Crew Arrives at Station in Festive Spirits

ISS crew help astronaut Tom Marshburn turn a quick flip at his daughter’s request (Credits: NASA).

On December 21, the second half of International Space Station Expedition 34 joined their crewmates after two days travelling aboard their Soyuz TMA-07M. Astronauts Chris Hadfield and Tom Marshburn and cosmonaut Roman Romanenko docked at 1409 GMT, opening hatches at 1637 GMT.

“I love what you’ve done with the place,” Hadfield told current residents Commander Kevin Ford and Flight Engineers Oleg Novitskiy and Evgeny Tarelkin as they all exchanged hugs. Hadfield, Marshburn, and Romanenko are all repeat visitors to the station.

“Space Station! Floating free, buoyed up even more by my smile” tweeted Chris Hadfield in his first message from space.

Calling to check in with mission control and their waiting families, the spacefarers first had to alleviate the curiosity of their offspring. Hadfield’s son Kyle (aged 29) wanted to know why his face was so puffy – a common side effect of life in microgravity where internal fluids redistribute throughout the body – as well as to ask his father’s permission to get a pony (“Ask you mother,” Hadfield responded). Marshburn’s daughter immediately requested an acrobatic display and the astronaut was happy to work out his space legs with a quick spin.

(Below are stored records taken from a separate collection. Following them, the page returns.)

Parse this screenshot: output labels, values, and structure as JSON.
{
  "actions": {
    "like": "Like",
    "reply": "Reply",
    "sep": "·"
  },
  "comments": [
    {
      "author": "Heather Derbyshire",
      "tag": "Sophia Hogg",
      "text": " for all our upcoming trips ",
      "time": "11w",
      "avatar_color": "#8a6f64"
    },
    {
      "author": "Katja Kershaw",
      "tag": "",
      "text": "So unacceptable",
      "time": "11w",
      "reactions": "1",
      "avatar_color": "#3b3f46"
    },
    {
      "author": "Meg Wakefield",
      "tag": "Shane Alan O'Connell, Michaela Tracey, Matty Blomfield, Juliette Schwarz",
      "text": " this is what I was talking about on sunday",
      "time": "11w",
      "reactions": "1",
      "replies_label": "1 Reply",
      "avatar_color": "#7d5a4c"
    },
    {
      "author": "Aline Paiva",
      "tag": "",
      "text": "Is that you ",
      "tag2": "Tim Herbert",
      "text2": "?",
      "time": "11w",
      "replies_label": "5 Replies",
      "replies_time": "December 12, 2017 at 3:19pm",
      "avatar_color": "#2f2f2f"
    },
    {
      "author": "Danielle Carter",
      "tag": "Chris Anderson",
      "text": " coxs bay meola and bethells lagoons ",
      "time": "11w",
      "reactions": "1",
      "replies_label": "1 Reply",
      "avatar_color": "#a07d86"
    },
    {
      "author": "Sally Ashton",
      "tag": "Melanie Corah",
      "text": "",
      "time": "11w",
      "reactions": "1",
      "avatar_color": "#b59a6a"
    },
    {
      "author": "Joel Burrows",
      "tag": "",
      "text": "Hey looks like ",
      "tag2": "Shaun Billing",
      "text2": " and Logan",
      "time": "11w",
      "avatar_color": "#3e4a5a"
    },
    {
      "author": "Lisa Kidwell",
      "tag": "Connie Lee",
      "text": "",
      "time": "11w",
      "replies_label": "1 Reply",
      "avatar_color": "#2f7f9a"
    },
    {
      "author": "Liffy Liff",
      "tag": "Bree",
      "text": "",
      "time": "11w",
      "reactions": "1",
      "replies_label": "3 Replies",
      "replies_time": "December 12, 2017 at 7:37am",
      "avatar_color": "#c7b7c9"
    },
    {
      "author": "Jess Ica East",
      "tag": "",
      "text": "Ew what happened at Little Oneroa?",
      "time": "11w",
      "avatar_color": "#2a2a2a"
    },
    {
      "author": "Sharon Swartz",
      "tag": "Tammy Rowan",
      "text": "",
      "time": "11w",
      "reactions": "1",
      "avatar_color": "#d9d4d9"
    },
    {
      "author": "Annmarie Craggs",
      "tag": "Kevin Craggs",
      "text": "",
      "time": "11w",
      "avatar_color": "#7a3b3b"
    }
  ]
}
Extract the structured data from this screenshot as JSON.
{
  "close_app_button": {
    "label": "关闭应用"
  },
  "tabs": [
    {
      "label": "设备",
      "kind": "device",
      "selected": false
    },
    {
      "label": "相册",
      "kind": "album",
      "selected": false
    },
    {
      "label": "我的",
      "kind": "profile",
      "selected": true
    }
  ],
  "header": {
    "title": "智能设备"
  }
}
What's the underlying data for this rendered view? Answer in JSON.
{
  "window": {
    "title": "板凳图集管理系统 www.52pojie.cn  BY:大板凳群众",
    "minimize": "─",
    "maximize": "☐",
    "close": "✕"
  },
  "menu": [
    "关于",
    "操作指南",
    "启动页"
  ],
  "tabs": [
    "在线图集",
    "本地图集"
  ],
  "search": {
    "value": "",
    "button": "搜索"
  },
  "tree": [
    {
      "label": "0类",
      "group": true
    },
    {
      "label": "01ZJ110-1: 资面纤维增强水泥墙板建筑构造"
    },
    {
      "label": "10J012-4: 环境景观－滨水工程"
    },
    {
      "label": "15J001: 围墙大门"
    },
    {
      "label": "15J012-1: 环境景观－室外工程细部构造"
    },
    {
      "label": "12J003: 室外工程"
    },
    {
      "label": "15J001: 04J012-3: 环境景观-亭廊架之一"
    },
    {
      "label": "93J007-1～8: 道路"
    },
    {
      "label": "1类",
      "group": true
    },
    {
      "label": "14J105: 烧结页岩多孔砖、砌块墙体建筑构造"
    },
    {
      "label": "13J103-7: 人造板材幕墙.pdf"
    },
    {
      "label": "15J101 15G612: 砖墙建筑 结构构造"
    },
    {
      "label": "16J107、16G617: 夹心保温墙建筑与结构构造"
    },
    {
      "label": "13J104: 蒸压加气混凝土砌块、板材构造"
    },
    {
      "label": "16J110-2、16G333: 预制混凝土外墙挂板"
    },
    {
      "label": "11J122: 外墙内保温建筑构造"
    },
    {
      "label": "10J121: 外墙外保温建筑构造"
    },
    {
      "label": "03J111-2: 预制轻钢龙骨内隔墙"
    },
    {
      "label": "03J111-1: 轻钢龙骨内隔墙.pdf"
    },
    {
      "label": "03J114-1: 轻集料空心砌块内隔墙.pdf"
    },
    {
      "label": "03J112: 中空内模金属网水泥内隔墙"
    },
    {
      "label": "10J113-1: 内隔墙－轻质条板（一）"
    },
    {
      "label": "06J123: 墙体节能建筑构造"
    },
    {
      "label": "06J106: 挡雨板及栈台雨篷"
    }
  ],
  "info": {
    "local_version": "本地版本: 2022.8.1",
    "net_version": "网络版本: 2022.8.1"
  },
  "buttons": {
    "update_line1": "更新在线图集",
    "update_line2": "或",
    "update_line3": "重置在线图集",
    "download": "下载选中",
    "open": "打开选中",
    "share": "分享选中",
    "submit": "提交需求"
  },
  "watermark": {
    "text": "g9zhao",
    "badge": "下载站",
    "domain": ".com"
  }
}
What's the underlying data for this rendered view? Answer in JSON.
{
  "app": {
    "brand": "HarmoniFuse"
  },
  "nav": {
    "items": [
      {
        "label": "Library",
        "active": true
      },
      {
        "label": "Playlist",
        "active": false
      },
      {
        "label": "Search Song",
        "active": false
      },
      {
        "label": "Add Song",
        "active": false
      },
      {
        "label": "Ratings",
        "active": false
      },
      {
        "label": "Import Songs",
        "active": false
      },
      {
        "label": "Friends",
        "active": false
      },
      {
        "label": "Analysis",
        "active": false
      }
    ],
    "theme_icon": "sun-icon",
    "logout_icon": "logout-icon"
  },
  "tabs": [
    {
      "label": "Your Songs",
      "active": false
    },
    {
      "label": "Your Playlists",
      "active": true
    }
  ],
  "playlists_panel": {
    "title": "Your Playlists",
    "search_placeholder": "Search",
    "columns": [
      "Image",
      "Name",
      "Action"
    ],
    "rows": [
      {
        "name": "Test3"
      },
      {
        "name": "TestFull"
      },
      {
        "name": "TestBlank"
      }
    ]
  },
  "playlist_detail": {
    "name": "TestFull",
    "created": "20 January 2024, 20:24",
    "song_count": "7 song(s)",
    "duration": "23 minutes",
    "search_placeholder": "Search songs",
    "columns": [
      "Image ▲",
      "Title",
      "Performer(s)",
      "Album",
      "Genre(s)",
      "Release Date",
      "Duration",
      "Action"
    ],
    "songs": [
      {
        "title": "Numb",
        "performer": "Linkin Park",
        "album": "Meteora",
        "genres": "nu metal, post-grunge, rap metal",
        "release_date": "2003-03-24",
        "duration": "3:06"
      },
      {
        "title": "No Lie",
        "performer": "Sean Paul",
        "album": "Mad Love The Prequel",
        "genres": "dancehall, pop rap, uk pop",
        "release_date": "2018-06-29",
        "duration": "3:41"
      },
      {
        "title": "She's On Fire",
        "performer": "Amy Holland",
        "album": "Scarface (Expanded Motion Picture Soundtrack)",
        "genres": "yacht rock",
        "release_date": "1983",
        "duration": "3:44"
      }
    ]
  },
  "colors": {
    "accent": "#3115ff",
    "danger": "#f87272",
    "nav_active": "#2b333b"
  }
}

 Hadfield in particular is garnering a lot of attention this trip, with patriotic Canadians celebrating his appointment as the first Canadian commander of ISS – a role he won’t take on until Expedition 35 begins in March. “All of Canada tuned in to watch that absolutely picture-perfect launch,” Paul Engel, the Canadian Space Agency’s communications lead told the crew. But Hadfield is taking every opportunity to use the attention to interest more people in space. Working in concert with his son Evan (aged 27), he has been organizing live chat sessionson reddit.com – he hopes to host one while he’s in space – and is an active tweeter. As Evan Hadfield, who goes by the name “DoctorNose” on reddit, put it when publicizing his father’s first chat: “We treat it nowadays like going to the space station is commonplace.

Send a postcard to the ISS crew to wish them happy holidays, courtesy of NASA.

Society doesn’t even bat an eye that humans live in space. To me that is stunning. But, that’s life.” Hadfield and his colleagues are doing all they can to reintroduce the magic.

Meanwhile, with the ISS crew preparing to spend Christmas and New Years in the midst of the experience of a lifetime, but still away from their families, NASA is offering the public the opportunity to help the crew to some holiday cheer. “Go ahead, make their day,” NASA says, providing four digital postcards that can be customized and sent to the ISS crew.